Brigitte is one of the biggest and most popular publications for women in Germany. The magazine is a blend of fashion, beauty, health, family and lifestyle, less glossy and more organic than its international competitors.
Now, Brigitte has announced its “ohne Models” (without models) campaign. From next year, all their editorial photo shoots will use amateur models. Brigitte says that fashion has changed, women have changed, the world around us has changed and therefore they want to start a revolution. Something along the lines of real fashion and real beauty with real models for real people. It is hard to tell whether the campaign is a mere marketing stunt or indicates a genuine shift.
I suspect that the term “amateur” is being used as a concept for a more real look. New opportunities could open up to models, who up until now have found little work because they do not conform to today’s standard model proportions.
The announcement has been promptly criticised by some figures in the fashion industry for the simple reason that any item of clothing looks good on a barely three-dimensional model. One fashion insider claimed that women did not want to look at real women in magazines when, in fact, the most voiced criticisms from women concern body shape and age. The fashion industry’s fantasy body ideals are disrespectful to women, who do not (want to) conform to those artificially created ideals.
Many photographers, too, I suspect, will be less than enthusiastic. It is much easier to work with professional models of standard specifications. They are a known quantity and you know exactly what you get. With amateur models, you have to work much harder.
Ultimately, though, and from experience, working with amateur models is much more satisfying. I photograph people for a living. My clients come to me because they want to look good but remain themselves. I think that Brigitte’s announcement is really exciting, not just for women but for everybody. Women (men too, but not quite as much) are constantly expected to conform to ideals, which hardly anybody can match. Most annoyingly, looks seem to overrule personality, intellect and individuality.
Perhaps the most interesting aspect of Brigitte’s announcement is the fact that it promotes precisely the kind of individuality that commerce is trying to eliminate. To a greed based business community, which forms the basis of today’s society, only standardised products are profitable. A standard product with few variations means cheap production and high profits. Standard products, in turn, require standardised consumers, who are all content with buying the same or virtually indistinguishable products.
In my own work, I have always known that no one person is like another. My bespoke portraiture aims at expressing not someone’s looks but their personality. I believe that everybody is beautiful, it just depends on how you look at them.
In practise, this means that I have to work a bit harder than many photographers, who compete in the same market. To tailor a photo session to a client, I have to reject standard poses and set-ups, and I cannot re-use ideas over and over. I find out about my clients and their requirements and plan individual photo sessions accordingly.

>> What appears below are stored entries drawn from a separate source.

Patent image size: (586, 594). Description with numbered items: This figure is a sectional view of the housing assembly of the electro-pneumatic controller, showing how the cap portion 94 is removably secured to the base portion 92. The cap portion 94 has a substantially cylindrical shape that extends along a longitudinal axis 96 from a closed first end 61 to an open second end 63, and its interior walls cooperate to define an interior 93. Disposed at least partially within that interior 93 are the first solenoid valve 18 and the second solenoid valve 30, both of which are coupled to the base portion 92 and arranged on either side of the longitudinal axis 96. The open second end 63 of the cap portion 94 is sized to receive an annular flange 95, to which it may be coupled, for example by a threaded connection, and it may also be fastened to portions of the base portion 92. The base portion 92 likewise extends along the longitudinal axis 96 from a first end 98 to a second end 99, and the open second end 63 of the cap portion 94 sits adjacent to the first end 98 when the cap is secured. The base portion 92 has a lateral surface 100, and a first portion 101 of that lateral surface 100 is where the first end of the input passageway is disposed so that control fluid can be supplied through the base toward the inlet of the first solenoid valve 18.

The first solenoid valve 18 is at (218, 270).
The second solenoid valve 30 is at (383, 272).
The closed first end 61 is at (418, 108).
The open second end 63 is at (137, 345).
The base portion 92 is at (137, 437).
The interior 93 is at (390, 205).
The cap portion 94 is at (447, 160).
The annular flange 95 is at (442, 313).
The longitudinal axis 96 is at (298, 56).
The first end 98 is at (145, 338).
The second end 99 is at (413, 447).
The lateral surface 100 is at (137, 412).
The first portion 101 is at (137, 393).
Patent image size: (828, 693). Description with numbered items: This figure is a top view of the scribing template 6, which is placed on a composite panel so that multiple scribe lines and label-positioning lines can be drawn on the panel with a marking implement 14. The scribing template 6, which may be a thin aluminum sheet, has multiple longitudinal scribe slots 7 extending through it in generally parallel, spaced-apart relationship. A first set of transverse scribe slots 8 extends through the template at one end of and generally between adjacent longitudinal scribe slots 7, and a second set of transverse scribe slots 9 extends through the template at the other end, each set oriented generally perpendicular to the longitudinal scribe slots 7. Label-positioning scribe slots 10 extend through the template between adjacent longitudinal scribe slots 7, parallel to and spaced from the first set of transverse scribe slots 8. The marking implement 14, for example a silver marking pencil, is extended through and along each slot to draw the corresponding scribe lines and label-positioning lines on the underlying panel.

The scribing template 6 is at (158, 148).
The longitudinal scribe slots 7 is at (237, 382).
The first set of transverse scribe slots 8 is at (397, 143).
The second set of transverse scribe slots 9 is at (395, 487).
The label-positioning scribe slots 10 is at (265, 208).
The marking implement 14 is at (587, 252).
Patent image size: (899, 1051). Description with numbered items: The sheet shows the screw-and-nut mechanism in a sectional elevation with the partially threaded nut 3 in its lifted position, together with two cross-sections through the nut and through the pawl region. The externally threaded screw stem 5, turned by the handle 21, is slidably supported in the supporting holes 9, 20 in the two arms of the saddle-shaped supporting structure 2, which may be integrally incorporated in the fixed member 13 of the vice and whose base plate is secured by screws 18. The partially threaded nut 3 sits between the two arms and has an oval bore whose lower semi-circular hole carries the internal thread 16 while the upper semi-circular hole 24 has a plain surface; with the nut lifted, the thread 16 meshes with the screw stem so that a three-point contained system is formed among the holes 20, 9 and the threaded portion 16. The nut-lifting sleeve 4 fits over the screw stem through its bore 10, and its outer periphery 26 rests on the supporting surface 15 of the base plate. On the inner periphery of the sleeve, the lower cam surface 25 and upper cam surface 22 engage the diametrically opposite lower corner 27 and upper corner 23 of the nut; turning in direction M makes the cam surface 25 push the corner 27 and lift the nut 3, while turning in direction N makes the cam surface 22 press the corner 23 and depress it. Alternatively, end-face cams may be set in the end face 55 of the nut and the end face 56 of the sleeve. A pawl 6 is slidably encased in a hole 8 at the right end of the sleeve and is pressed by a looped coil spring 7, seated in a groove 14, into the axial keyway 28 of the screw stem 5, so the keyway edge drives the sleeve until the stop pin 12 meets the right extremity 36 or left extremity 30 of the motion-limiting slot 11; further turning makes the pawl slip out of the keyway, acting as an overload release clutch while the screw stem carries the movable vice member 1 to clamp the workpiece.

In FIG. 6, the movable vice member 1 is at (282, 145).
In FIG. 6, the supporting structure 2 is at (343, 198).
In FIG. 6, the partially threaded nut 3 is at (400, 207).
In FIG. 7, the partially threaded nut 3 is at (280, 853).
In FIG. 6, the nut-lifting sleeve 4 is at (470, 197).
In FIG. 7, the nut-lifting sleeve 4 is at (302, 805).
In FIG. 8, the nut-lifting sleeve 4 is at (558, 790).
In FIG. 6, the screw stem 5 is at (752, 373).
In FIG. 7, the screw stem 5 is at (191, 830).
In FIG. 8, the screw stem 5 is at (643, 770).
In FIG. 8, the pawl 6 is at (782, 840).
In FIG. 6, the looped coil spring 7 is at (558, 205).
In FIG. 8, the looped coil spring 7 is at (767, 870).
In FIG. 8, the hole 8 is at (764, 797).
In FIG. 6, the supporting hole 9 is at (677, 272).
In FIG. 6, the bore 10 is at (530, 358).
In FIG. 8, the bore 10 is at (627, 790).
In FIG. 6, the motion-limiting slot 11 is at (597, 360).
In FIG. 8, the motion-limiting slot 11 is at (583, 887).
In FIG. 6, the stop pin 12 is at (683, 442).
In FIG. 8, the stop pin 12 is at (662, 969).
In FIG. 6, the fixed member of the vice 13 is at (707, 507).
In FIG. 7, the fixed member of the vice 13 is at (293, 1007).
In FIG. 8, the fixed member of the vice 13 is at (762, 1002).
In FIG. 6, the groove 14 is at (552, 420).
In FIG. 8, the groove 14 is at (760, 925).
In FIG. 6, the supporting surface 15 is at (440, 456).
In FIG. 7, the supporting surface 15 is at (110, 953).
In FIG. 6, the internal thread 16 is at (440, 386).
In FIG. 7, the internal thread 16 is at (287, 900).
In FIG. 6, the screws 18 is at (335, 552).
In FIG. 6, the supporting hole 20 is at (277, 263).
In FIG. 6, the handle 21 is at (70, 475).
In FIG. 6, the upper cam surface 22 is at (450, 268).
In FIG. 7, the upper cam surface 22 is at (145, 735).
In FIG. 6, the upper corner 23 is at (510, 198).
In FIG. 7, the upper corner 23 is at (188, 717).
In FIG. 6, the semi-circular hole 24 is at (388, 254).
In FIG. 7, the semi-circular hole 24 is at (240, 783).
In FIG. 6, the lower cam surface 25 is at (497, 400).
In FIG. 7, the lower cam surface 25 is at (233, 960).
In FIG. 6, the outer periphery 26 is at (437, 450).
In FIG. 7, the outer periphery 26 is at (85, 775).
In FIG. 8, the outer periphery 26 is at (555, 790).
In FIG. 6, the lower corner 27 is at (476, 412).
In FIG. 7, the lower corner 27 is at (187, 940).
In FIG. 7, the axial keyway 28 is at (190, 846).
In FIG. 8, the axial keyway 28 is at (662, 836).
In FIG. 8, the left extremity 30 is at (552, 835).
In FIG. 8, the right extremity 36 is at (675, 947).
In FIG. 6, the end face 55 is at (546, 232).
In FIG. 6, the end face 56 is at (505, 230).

Photographers need to show examples of their work to prospective clients. Nobody wants to commission a photographer, whose work they have not seen, nor should they. Around 80% of my work is for private clients. For clothed portraiture, I like to have examples of actual commissions in my portfolio. It is the only way of truthfully showing prospective clients what I am capable of doing for them. For lingerie and nude portraits, which accounts for nearly half of all my private client work, I have to use models in my portfolio. These models, too, are more often than not amateurs. When they are professional or part-time models, I like to use life models. So-called, because models pose – usually naked – for an artist to draw, paint, sculpt, etc., “from life”. In photography, life models are as close to “real” people as you can get without using amateurs.
One can only hope that Brigitte will also go easy on the digital retouching and the skin smoothing, which produces the ugly plastic skin effect that is so fashionable at the moment and faces far removed from reality.
Let us see the imperfections, too, and let us remember that imperfections are always only perceived. In any case, we all have them.